By Julia Schwarz
Mae Milano, an expert in programming languages, joined the computer science faculty as an assistant professor in January 2024.
Milano’s interest in programming languages began while she was an undergraduate at Brown, where she took coursework in music, physics and computer science. During that time, she also interned at the Princeton Plasma Physics Laboratory, where she worked with researchers to create and run complex physics visualizations, interacting with data from experiments and simulations on the laboratory’s supercomputer.
Sometimes, she said, the researchers would write a program and run it over the course of three days, only to return and find their program had crashed due a minor programming error.
“It became really clear to me,” Milano said, “that building better programming languages would save a huge amount of time, money and stress.”
Milano’s interest in languages extends beyond computers — she has also spent many years studying the language of music. She majored in music composition as an undergrad before going on to complete her doctoral degree in computer science at Cornell.
There are opportunities and constraints in both computer languages and musical languages, she said. “There are some things we want to do in music, like improvisation, that are very hard to communicate using the language we have.” Similarly, there are some things programmers want to do in computing that are hard to communicate using current languages.
“Ever since 1960 or so,” Milano said, “we've had more or less the same ability to tell a computer to do things.” But during that same time, both computing power and our use of computers has grown exponentially. Languages aren’t always able to reflect those changes.

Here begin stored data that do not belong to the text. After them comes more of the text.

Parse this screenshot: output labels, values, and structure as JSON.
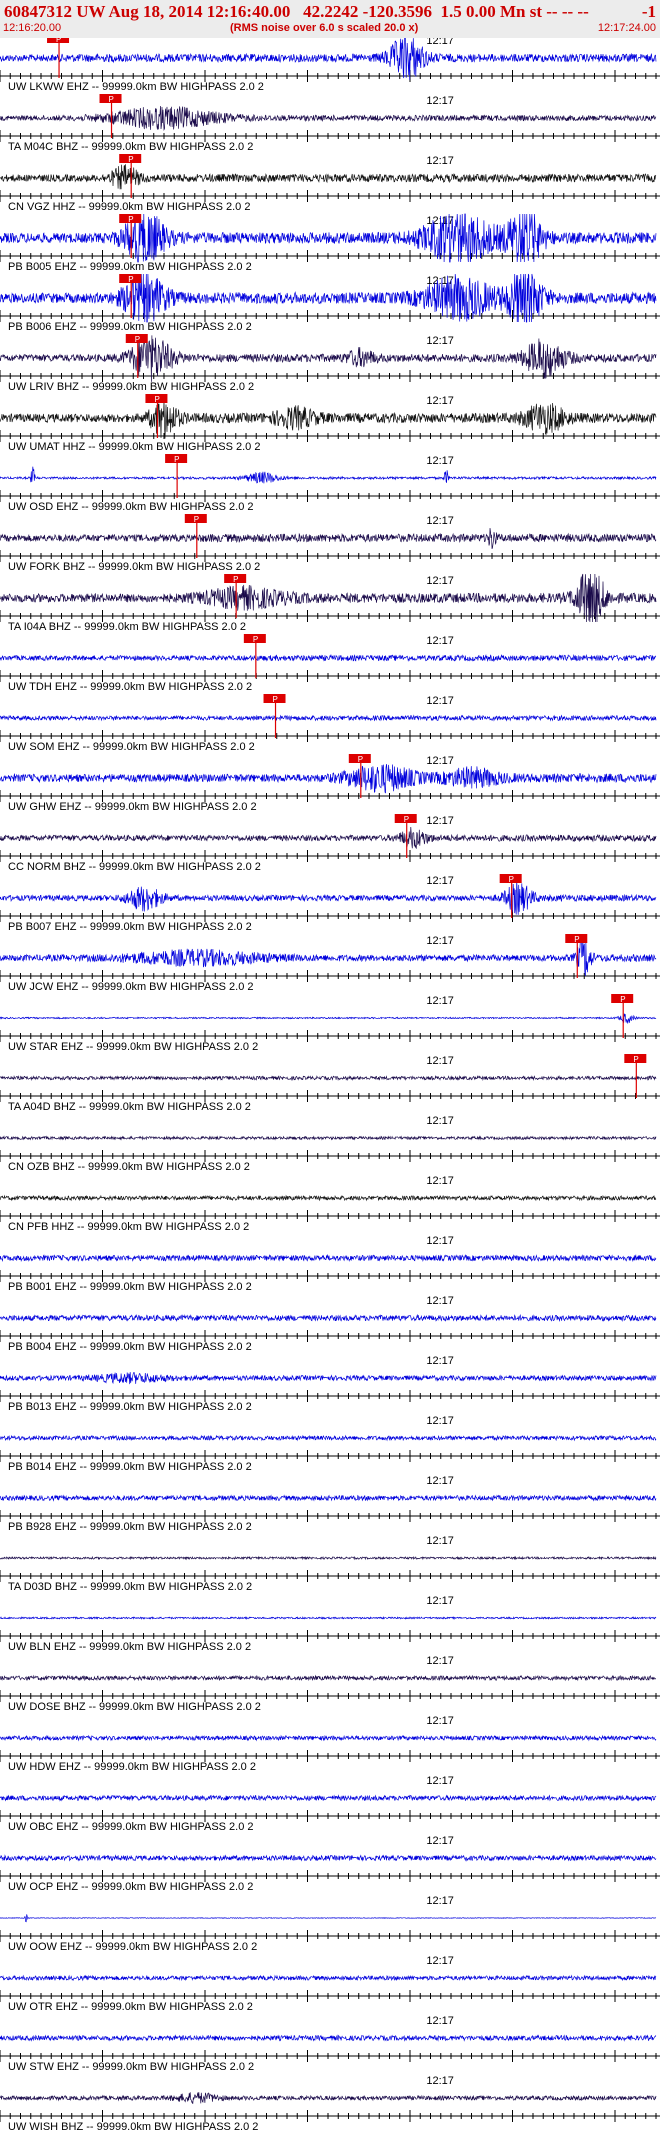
{
  "header": {
    "title": "60847312 UW Aug 18, 2014 12:16:40.00   42.2242 -120.3596  1.5 0.00 Mn st -- -- --",
    "title_suffix": "-1",
    "start_time": "12:16:20.00",
    "note": "(RMS noise over 6.0 s scaled 20.0 x)",
    "end_time": "12:17:24.00"
  },
  "colors": {
    "blue": "#0000dd",
    "dark": "#1a0a4a",
    "black": "#111111",
    "pick": "#dd0000",
    "axis": "#000000"
  },
  "chart_data": {
    "type": "line",
    "title": "60847312 UW Aug 18, 2014 12:16:40.00   42.2242 -120.3596  1.5 0.00 Mn st -- -- --",
    "xlabel": "",
    "ylabel": "",
    "x_range": [
      "12:16:20.00",
      "12:17:24.00"
    ],
    "minute_tick_label": "12:17",
    "pick_label": "P",
    "grid": false,
    "channels": [
      {
        "label": "UW LKWW EHZ -- 99999.0km BW  HIGHPASS  2.0  2",
        "color": "blue",
        "pick": 0.09,
        "bursts": [
          [
            0.62,
            0.025,
            6
          ]
        ],
        "amp": 0.5
      },
      {
        "label": "TA M04C BHZ -- 99999.0km BW  HIGHPASS  2.0  2",
        "color": "dark",
        "pick": 0.17,
        "bursts": [
          [
            0.25,
            0.08,
            4
          ]
        ],
        "amp": 0.35
      },
      {
        "label": "CN VGZ HHZ -- 99999.0km BW  HIGHPASS  2.0  2",
        "color": "black",
        "pick": 0.2,
        "bursts": [
          [
            0.19,
            0.02,
            3
          ]
        ],
        "amp": 0.5
      },
      {
        "label": "PB B005 EHZ -- 99999.0km BW  HIGHPASS  2.0  2",
        "color": "blue",
        "pick": 0.2,
        "bursts": [
          [
            0.22,
            0.03,
            5
          ],
          [
            0.7,
            0.05,
            5
          ],
          [
            0.8,
            0.025,
            6
          ]
        ],
        "amp": 0.7
      },
      {
        "label": "PB B006 EHZ -- 99999.0km BW  HIGHPASS  2.0  2",
        "color": "blue",
        "pick": 0.2,
        "bursts": [
          [
            0.22,
            0.03,
            5
          ],
          [
            0.7,
            0.05,
            4
          ],
          [
            0.8,
            0.025,
            6
          ]
        ],
        "amp": 0.7
      },
      {
        "label": "UW LRIV BHZ -- 99999.0km BW  HIGHPASS  2.0  2",
        "color": "dark",
        "pick": 0.21,
        "bursts": [
          [
            0.23,
            0.03,
            6
          ],
          [
            0.55,
            0.02,
            2
          ],
          [
            0.83,
            0.03,
            5
          ]
        ],
        "amp": 0.5
      },
      {
        "label": "UW UMAT HHZ -- 99999.0km BW  HIGHPASS  2.0  2",
        "color": "black",
        "pick": 0.24,
        "bursts": [
          [
            0.25,
            0.02,
            4
          ],
          [
            0.45,
            0.03,
            2
          ],
          [
            0.83,
            0.03,
            3
          ]
        ],
        "amp": 0.6
      },
      {
        "label": "UW OSD EHZ -- 99999.0km BW  HIGHPASS  2.0  2",
        "color": "blue",
        "pick": 0.27,
        "bursts": [
          [
            0.05,
            0.003,
            10
          ],
          [
            0.4,
            0.025,
            5
          ],
          [
            0.68,
            0.003,
            8
          ]
        ],
        "amp": 0.15
      },
      {
        "label": "UW FORK BHZ -- 99999.0km BW  HIGHPASS  2.0  2",
        "color": "dark",
        "pick": 0.3,
        "bursts": [
          [
            0.75,
            0.005,
            3
          ]
        ],
        "amp": 0.5
      },
      {
        "label": "TA I04A BHZ -- 99999.0km BW  HIGHPASS  2.0  2",
        "color": "dark",
        "pick": 0.36,
        "bursts": [
          [
            0.37,
            0.06,
            2
          ],
          [
            0.9,
            0.02,
            7
          ]
        ],
        "amp": 0.6
      },
      {
        "label": "UW TDH EHZ -- 99999.0km BW  HIGHPASS  2.0  2",
        "color": "blue",
        "pick": 0.39,
        "bursts": [],
        "amp": 0.35
      },
      {
        "label": "UW SOM EHZ -- 99999.0km BW  HIGHPASS  2.0  2",
        "color": "blue",
        "pick": 0.42,
        "bursts": [],
        "amp": 0.3
      },
      {
        "label": "UW GHW EHZ -- 99999.0km BW  HIGHPASS  2.0  2",
        "color": "blue",
        "pick": 0.55,
        "bursts": [
          [
            0.58,
            0.05,
            3
          ],
          [
            0.72,
            0.04,
            2
          ]
        ],
        "amp": 0.55
      },
      {
        "label": "CC NORM BHZ -- 99999.0km BW  HIGHPASS  2.0  2",
        "color": "dark",
        "pick": 0.62,
        "bursts": [
          [
            0.63,
            0.02,
            3
          ]
        ],
        "amp": 0.4
      },
      {
        "label": "PB B007 EHZ -- 99999.0km BW  HIGHPASS  2.0  2",
        "color": "blue",
        "pick": 0.78,
        "bursts": [
          [
            0.22,
            0.025,
            4
          ],
          [
            0.79,
            0.02,
            5
          ]
        ],
        "amp": 0.4
      },
      {
        "label": "UW JCW EHZ -- 99999.0km BW  HIGHPASS  2.0  2",
        "color": "blue",
        "pick": 0.88,
        "bursts": [
          [
            0.3,
            0.1,
            2
          ],
          [
            0.89,
            0.01,
            6
          ]
        ],
        "amp": 0.45
      },
      {
        "label": "UW STAR EHZ -- 99999.0km BW  HIGHPASS  2.0  2",
        "color": "blue",
        "pick": 0.95,
        "bursts": [
          [
            0.955,
            0.01,
            7
          ]
        ],
        "amp": 0.1
      },
      {
        "label": "TA A04D BHZ -- 99999.0km BW  HIGHPASS  2.0  2",
        "color": "dark",
        "pick": 0.97,
        "bursts": [],
        "amp": 0.25
      },
      {
        "label": "CN OZB BHZ -- 99999.0km BW  HIGHPASS  2.0  2",
        "color": "dark",
        "pick": null,
        "bursts": [],
        "amp": 0.2
      },
      {
        "label": "CN PFB HHZ -- 99999.0km BW  HIGHPASS  2.0  2",
        "color": "black",
        "pick": null,
        "bursts": [],
        "amp": 0.3
      },
      {
        "label": "PB B001 EHZ -- 99999.0km BW  HIGHPASS  2.0  2",
        "color": "blue",
        "pick": null,
        "bursts": [],
        "amp": 0.4
      },
      {
        "label": "PB B004 EHZ -- 99999.0km BW  HIGHPASS  2.0  2",
        "color": "blue",
        "pick": null,
        "bursts": [],
        "amp": 0.4
      },
      {
        "label": "PB B013 EHZ -- 99999.0km BW  HIGHPASS  2.0  2",
        "color": "blue",
        "pick": null,
        "bursts": [
          [
            0.2,
            0.05,
            1.5
          ]
        ],
        "amp": 0.35
      },
      {
        "label": "PB B014 EHZ -- 99999.0km BW  HIGHPASS  2.0  2",
        "color": "blue",
        "pick": null,
        "bursts": [],
        "amp": 0.3
      },
      {
        "label": "PB B928 EHZ -- 99999.0km BW  HIGHPASS  2.0  2",
        "color": "blue",
        "pick": null,
        "bursts": [],
        "amp": 0.35
      },
      {
        "label": "TA D03D BHZ -- 99999.0km BW  HIGHPASS  2.0  2",
        "color": "dark",
        "pick": null,
        "bursts": [],
        "amp": 0.15
      },
      {
        "label": "UW BLN EHZ -- 99999.0km BW  HIGHPASS  2.0  2",
        "color": "blue",
        "pick": null,
        "bursts": [],
        "amp": 0.12
      },
      {
        "label": "UW DOSE BHZ -- 99999.0km BW  HIGHPASS  2.0  2",
        "color": "dark",
        "pick": null,
        "bursts": [],
        "amp": 0.3
      },
      {
        "label": "UW HDW EHZ -- 99999.0km BW  HIGHPASS  2.0  2",
        "color": "blue",
        "pick": null,
        "bursts": [],
        "amp": 0.3
      },
      {
        "label": "UW OBC EHZ -- 99999.0km BW  HIGHPASS  2.0  2",
        "color": "blue",
        "pick": null,
        "bursts": [],
        "amp": 0.35
      },
      {
        "label": "UW OCP EHZ -- 99999.0km BW  HIGHPASS  2.0  2",
        "color": "blue",
        "pick": null,
        "bursts": [],
        "amp": 0.35
      },
      {
        "label": "UW OOW EHZ -- 99999.0km BW  HIGHPASS  2.0  2",
        "color": "blue",
        "pick": null,
        "bursts": [
          [
            0.04,
            0.002,
            12
          ]
        ],
        "amp": 0.05
      },
      {
        "label": "UW OTR EHZ -- 99999.0km BW  HIGHPASS  2.0  2",
        "color": "blue",
        "pick": null,
        "bursts": [],
        "amp": 0.3
      },
      {
        "label": "UW STW EHZ -- 99999.0km BW  HIGHPASS  2.0  2",
        "color": "blue",
        "pick": null,
        "bursts": [],
        "amp": 0.35
      },
      {
        "label": "UW WISH BHZ -- 99999.0km BW  HIGHPASS  2.0  2",
        "color": "dark",
        "pick": null,
        "bursts": [
          [
            0.3,
            0.03,
            2
          ]
        ],
        "amp": 0.3
      }
    ]
  }
}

For example, when Python was created in the 1990’s, basic applications were all written in the same style: executing only a single task at a time, on a computer that has only a single processor core. Now, even our phones have multiple processor cores, allowing them to efficiently run many tasks simultaneously. While programmers can write applications that carry out many tasks at the same time, in traditional programming languages this can cause a very difficult-to-fix bug called a "race condition."
While a postdoc at the University of California-Berkeley, Milano helped to create a new language for building programs that run multiple tasks at once, without race conditions. This technology was later adopted by Apple and is now part of the Swift programming language, running on millions of iOS devices around the world.
Her lab’s current research focuses on key challenges in building programs that run on multiple computers. Current languages are built to run on only a single computer at a time; running programs written in these languages on multiple computers requires cobbling together a bunch of different applications, none of which are aware of each other. Milano is building a new programming language designed to run single applications across multiple machines, making such programs possible to write directly, and less prone to errors or bugs.
Milano believes this streamlined framework would make writing programs more efficient and intuitive. And ultimately, she said, if programming can be made easier and more intuitive, that will widen access to computer programming for everyone.
In the spring, Milano will be teaching COS 417: Operating Systems. Operating systems, she said, are essentially the first layers of software on a computer, “the software that pokes the hardware.” Milano has revamped the syllabus to make the class an exciting introduction to this fundamental topic.